Pertama. Mayoritas bangsa Indonesia mendambakan kehidupan yang lebih baik, artinya masalah pembangunan ekonomi dan perbaikan kehidupan sosial menjadi isu krusial yang akan segera tampak dan terasa dalam kehidupan sehari-hari. Hal ini sesungguhnya tidak identik dengan konsep ekonomi kerakyatan yang tidak jelas secara teori ekonomi, melainkan lebih merupakan bagian dari keseriusan pemerintah untuk memutuskan apakah kebijakannya akan berpihak kepada pengembangan ekonomi lemah, ataukah mengandalkan ekonomi pasar yang ditopang oleh konglomerasi dengan mendorong terjadinya trickle down effect, ataukah memperbesar peranan pemerintah yang berarti menyeimbangkan ekonomi pasar murni tanpa terjerumus ke dalam sistem ekonomi sosialis-komunis yang mana ekonomi sepenuhnya dikendalikan pemerintah. Pilihan model pembangunan ekonomi Indonesia tersebut akan sangat tergantung pada arsitek ekonomi yang akan mengisi posisi penting di pemerintahan. Presiden pada umumnya tidak mengurusi secara detail sehari-hari isu tersebut, namun akan mengambil keputusan penting yang berpengaruh terhadap kesejahteraan rakyat. Perhatikan misalnya bagaimana kiprah tokoh-tokoh yang masuk bidang ekonomi yang pernah dipilih oleh Presiden SBY dalam beberapa perombakan kabinet jilid I dan II seperti Boediono, Sri Mulyani, Fahmi Idris, Mari Elka Pangestu, Jusuf Anwar, Aburizal Bakrie, Paskah Suzetta, Andung Nitimiharja, Hatta Rajasa, Agus Martowardoyo, Chatib Basri, MS Hidayat, Gita Wirjawan, Muhammad Lutfi, Armida Alisjahbana, dan Mahendra Siregar, ada kemiripan karakteristik mereka yakni kehati-hatian dalam pengambilan kebijakan di bidang masing-masing. Selain itu, kecenderungan untuk percaya dengan sistem ekonomi pasar (yang oleh sebagian kalangan dilabelkan sebagai neo-liberal) mampu diseimbangkan dengan peranan terbatas dari pemerintah dalam menjaga stabilitas. Pilihan Presiden SBY boleh dikatakan sangat tepat pada khususnya pada jilid I yang merupakan cerita sukses awal kebangkitan ekonomi Indonesia paska transisi dan recovery ekonomi Indonesia era Presiden Megawati. Bahwa masih banyak yang kecewa dengan situasi ekonomi Indonesia dapat dipahami karena meskipun catatan statistik yang mengesankan dan mencerminkan keberhasilan ekonomi makro masih diwarnai fakta angka kemiskinan, kurang meratanya kesejahteraan dan sejumlah masalah khususnya kasus korupsi. Dalam kaitan ini, perhatikan sungguh-sungguh bagaimana konsep pembangunan ekonomi pasangan capres/cawapres. 

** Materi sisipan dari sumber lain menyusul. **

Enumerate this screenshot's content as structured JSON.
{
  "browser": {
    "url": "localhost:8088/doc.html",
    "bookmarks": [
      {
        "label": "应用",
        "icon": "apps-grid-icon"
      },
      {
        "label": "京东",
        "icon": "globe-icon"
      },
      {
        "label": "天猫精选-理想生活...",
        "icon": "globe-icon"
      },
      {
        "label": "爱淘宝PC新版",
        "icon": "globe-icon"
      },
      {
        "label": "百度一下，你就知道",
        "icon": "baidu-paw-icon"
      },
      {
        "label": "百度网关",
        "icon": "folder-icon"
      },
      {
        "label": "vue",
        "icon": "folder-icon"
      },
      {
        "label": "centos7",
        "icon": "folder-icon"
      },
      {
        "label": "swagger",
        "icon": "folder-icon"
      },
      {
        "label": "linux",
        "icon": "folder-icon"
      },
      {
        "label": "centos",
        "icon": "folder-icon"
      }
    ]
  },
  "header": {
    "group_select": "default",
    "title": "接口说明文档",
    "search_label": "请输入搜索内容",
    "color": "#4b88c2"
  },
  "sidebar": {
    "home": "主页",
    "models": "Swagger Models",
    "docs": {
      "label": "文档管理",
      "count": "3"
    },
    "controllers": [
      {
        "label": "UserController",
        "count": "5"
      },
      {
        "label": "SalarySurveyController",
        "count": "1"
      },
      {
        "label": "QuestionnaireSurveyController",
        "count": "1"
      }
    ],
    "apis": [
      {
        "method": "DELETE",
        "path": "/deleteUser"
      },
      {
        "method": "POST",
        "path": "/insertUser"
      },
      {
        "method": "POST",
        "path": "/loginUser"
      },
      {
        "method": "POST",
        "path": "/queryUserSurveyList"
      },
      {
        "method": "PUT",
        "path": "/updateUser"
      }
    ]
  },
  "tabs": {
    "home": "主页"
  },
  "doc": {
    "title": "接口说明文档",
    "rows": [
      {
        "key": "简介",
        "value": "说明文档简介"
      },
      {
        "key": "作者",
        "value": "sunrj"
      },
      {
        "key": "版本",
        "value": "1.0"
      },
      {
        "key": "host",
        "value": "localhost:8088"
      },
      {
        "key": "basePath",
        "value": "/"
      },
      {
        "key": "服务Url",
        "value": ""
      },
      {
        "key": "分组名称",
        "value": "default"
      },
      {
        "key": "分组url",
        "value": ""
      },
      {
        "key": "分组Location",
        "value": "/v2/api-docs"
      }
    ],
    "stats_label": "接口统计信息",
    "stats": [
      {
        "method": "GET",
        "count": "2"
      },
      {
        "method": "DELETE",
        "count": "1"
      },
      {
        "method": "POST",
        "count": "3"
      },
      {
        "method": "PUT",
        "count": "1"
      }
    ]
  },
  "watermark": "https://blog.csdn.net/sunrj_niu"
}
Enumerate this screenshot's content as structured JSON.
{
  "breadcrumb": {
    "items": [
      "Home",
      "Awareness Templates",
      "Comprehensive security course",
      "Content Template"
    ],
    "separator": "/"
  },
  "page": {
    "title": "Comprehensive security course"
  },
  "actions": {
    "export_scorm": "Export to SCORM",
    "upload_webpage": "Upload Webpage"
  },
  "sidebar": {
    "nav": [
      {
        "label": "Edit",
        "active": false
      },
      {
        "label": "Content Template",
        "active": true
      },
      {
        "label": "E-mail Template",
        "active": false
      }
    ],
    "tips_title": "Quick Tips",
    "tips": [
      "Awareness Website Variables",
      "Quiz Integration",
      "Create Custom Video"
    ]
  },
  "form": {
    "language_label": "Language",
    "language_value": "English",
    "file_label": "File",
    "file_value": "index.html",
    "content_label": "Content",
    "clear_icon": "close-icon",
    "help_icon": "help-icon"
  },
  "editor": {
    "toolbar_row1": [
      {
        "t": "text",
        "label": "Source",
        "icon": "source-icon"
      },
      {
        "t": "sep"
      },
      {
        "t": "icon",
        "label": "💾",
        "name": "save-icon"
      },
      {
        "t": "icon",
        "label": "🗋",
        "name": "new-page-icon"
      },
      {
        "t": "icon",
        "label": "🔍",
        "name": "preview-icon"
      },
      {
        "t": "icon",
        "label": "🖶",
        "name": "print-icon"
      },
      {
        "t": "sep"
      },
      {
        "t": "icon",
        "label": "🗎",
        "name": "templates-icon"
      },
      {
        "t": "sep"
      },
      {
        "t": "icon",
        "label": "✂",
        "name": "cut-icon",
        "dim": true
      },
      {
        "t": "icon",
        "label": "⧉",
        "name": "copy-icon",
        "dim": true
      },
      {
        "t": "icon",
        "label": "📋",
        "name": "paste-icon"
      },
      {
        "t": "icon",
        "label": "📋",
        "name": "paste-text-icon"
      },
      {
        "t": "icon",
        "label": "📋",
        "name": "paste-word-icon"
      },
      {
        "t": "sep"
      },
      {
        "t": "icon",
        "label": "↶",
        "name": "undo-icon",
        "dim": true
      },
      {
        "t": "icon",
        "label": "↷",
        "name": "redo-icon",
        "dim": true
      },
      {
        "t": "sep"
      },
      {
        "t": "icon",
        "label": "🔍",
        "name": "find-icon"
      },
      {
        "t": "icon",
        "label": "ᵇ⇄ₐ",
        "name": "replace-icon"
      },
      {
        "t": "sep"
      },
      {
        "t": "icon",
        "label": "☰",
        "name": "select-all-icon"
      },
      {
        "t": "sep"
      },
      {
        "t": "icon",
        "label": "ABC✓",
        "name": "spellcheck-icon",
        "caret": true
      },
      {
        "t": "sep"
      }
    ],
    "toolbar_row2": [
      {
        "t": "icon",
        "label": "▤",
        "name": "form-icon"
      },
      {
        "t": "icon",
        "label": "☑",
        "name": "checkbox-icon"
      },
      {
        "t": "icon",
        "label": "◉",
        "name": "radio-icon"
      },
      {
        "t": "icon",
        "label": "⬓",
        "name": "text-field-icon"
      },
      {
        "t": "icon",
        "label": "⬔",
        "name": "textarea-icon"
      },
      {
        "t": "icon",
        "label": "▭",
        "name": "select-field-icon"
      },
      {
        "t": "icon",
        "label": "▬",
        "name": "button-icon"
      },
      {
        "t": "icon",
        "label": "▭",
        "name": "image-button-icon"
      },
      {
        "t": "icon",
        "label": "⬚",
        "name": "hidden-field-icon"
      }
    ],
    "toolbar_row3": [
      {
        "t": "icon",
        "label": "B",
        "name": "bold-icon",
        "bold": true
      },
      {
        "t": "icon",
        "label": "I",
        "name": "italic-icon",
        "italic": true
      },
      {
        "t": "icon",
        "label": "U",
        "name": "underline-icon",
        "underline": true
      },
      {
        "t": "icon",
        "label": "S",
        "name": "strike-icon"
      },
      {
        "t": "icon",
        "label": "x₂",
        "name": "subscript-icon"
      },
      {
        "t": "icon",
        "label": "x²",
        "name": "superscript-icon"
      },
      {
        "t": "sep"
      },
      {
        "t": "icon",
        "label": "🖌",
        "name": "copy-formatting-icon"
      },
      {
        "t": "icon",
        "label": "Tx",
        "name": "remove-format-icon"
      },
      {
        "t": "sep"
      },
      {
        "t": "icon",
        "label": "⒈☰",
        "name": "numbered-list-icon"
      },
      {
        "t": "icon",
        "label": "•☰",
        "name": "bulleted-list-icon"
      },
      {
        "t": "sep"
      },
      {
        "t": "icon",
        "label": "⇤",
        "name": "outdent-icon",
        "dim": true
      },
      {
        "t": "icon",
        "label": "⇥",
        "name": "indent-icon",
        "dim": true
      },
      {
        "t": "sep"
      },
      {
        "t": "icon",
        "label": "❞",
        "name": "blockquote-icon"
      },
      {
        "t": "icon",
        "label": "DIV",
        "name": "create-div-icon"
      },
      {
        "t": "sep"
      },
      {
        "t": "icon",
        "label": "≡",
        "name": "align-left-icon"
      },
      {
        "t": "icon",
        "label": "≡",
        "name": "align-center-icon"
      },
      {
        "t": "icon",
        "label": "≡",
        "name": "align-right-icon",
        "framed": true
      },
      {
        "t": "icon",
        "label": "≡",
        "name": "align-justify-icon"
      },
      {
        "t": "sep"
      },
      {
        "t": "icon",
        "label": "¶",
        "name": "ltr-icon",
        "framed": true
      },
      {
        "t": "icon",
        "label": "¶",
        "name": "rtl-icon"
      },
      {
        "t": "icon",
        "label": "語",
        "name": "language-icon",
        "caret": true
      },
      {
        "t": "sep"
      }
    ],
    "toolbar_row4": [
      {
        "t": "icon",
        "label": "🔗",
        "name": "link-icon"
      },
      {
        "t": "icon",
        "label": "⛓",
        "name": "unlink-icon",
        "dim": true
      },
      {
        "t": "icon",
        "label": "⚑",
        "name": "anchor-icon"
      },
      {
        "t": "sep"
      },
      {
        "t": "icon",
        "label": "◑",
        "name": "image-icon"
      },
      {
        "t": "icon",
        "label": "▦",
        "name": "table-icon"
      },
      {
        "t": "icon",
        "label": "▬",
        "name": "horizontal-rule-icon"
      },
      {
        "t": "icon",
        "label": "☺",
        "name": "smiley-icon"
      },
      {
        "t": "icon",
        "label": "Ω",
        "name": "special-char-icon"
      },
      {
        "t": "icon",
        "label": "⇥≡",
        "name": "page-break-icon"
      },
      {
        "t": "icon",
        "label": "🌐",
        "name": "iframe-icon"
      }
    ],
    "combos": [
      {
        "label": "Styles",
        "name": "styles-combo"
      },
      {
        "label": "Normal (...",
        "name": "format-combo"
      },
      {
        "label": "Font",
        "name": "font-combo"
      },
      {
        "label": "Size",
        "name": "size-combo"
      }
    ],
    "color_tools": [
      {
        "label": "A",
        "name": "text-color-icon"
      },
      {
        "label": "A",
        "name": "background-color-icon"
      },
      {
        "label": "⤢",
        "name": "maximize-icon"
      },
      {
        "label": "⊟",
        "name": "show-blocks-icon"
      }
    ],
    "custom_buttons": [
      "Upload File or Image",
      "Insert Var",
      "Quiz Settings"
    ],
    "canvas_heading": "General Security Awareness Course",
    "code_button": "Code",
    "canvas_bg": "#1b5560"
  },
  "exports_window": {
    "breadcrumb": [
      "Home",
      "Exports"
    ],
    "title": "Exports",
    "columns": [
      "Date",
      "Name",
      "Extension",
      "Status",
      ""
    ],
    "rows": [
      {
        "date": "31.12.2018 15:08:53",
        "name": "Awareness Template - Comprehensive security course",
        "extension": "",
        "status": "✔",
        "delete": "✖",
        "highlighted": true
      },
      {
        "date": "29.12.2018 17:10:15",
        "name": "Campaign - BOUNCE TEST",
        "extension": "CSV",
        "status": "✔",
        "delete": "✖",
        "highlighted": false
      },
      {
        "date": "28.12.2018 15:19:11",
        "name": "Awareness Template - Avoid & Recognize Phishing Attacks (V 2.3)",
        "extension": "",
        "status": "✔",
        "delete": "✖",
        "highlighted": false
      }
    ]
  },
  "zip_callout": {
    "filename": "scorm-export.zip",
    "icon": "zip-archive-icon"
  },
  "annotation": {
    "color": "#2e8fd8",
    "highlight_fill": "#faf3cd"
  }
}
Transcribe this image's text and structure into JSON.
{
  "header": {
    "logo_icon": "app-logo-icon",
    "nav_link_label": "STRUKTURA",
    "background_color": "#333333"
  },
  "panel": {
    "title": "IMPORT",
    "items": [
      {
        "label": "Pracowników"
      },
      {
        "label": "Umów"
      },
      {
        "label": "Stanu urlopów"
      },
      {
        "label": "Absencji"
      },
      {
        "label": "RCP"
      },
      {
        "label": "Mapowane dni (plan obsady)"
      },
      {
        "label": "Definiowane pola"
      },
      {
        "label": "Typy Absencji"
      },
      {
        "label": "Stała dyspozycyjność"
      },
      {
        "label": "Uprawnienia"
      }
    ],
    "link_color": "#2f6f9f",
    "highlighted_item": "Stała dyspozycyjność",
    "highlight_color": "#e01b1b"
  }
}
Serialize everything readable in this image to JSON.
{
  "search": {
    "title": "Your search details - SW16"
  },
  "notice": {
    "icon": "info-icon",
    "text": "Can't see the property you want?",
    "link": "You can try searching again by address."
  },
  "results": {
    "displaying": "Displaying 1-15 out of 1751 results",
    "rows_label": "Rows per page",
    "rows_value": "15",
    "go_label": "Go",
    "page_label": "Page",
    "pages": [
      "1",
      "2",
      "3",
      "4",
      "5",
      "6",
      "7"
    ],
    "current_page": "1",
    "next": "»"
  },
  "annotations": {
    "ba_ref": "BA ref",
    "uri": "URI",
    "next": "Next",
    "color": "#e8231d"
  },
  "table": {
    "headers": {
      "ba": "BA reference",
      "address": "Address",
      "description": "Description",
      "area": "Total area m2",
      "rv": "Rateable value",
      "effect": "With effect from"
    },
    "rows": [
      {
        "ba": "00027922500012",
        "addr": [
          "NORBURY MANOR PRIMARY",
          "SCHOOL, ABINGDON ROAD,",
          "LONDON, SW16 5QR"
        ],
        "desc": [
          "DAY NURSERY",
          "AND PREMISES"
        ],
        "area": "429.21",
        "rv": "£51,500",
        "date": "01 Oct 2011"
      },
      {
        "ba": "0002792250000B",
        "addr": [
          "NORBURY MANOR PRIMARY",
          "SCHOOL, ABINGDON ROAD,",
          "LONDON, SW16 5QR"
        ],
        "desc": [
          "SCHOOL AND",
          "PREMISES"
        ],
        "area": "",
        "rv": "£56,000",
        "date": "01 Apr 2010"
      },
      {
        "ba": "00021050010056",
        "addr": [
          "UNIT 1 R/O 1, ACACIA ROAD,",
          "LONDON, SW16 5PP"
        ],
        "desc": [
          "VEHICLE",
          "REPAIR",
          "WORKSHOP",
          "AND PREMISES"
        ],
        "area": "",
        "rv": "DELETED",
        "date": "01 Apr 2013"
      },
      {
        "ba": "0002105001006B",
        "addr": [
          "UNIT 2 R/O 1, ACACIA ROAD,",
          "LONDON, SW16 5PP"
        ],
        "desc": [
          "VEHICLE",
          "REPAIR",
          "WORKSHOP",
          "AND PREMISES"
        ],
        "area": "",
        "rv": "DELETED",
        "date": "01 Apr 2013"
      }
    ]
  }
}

Kedua. Masih terakit dengan isu pembangunan ekonomi di atas, isu domestik/dalam negeri termasuk di dalamnya berbagai aspek pemerintahan di dalam negeri, hubungan pusat-daerah, berbagai aspek departemen teknis menyangkut isu kesehatan, pendidikan, pertanian/peternakan/perikanan, pengelolaan hutan, lingkungan hidup, fasilitas umum dan sosial, masalah hukum dan HAM serta penanganan kejahatan, keamanan dalam negeri, komitmen pemberantasan korupsi, kelanjutan reformasi birokrasi, pengembangan pariwisata, perlindungan budaya lokal, pemeliharaan moral anak bangsa, konflik komunal, separatisme, terorisme, harmoni hubungan antar agama dan kepercayaan, lapangan pekerjaan, upah minimum, pengembangan moda transportasi, pengelolaan kekayaan alam migas dan tambang, modernisasi sistem pertahanan dan strategi pertahanan nasional, dlsb yang bisa menjadi daftar yang sangat panjang bila kita ingin teliti dan menjadi negara besar. Dalam kaitan ini, bila anda ada kesempatan berkonsentrasilah pada bidang yang anda geluti dan tanyakan kepada para capres/cawapres bagaimana mereka akan merespon atau merencanakan perbaikan kondisi bangsa di bidang-bidang tersebut. Kita jangan berhenti pada pertanyaan klise dan kampanye retorika, melainkan sudah waktunya untuk lebih secara terinci mengungkapkan masalah yang kita hadapi dan dapat memberikan kepercayaan kepada Presiden/Wapres yang terpilih nantinya.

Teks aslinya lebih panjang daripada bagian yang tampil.